Just make sure I understand how to finish wiring this circuit... with this type of rectifier/regulator, there is no need to place another diode in the circuit to prevent the battery from “back feeding” the stator, correct?

Once I connect the stator to the regulator and the regulator to the key-switch box, there is a dual AC / DC circuit breaker.

125-250V AC
32V DC
5 AMPS


My “alternator” system is only 36watts I believe.

I believe I can wire as is the diagram without any other components needed.

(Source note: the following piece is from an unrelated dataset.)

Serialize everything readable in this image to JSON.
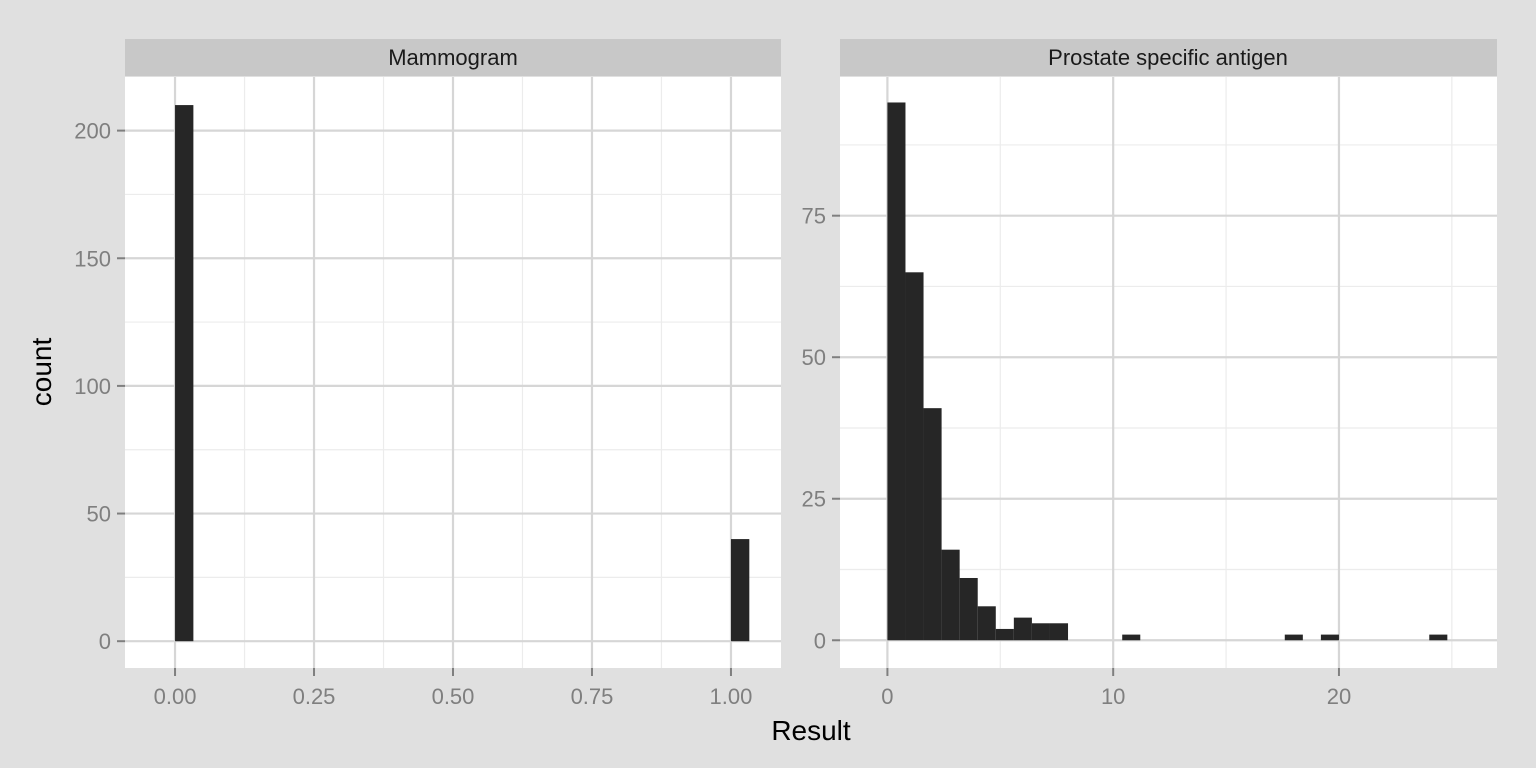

The Briggs 2-wire RR will be here tomorrow and I will hook it up (basically just replacing the diode with the Briggs module).

I will test voltage across the battery from 1500 RPM to about 6000 RPM. I plan on testing using the electric start but first with no electrical accessories running, then with an 18watt light, and finally with the 18watt light plus a 1-2psi 1amp 12V (12watt) fuel pump. I’d like to see 13-15 Volts across the battery throughout the whole RPM range in all 3 cases (no accessories, 1 accessory, and both accessories). My battery is 18 Ah.

Hopefully nothing electric blows up while Im trying to make sure the Kohler Flywheel I am using doesn’t explode once I turn it up to 6000 RPM. Sometimes the “ignition magnet” on the outside of this style flywheel will let go.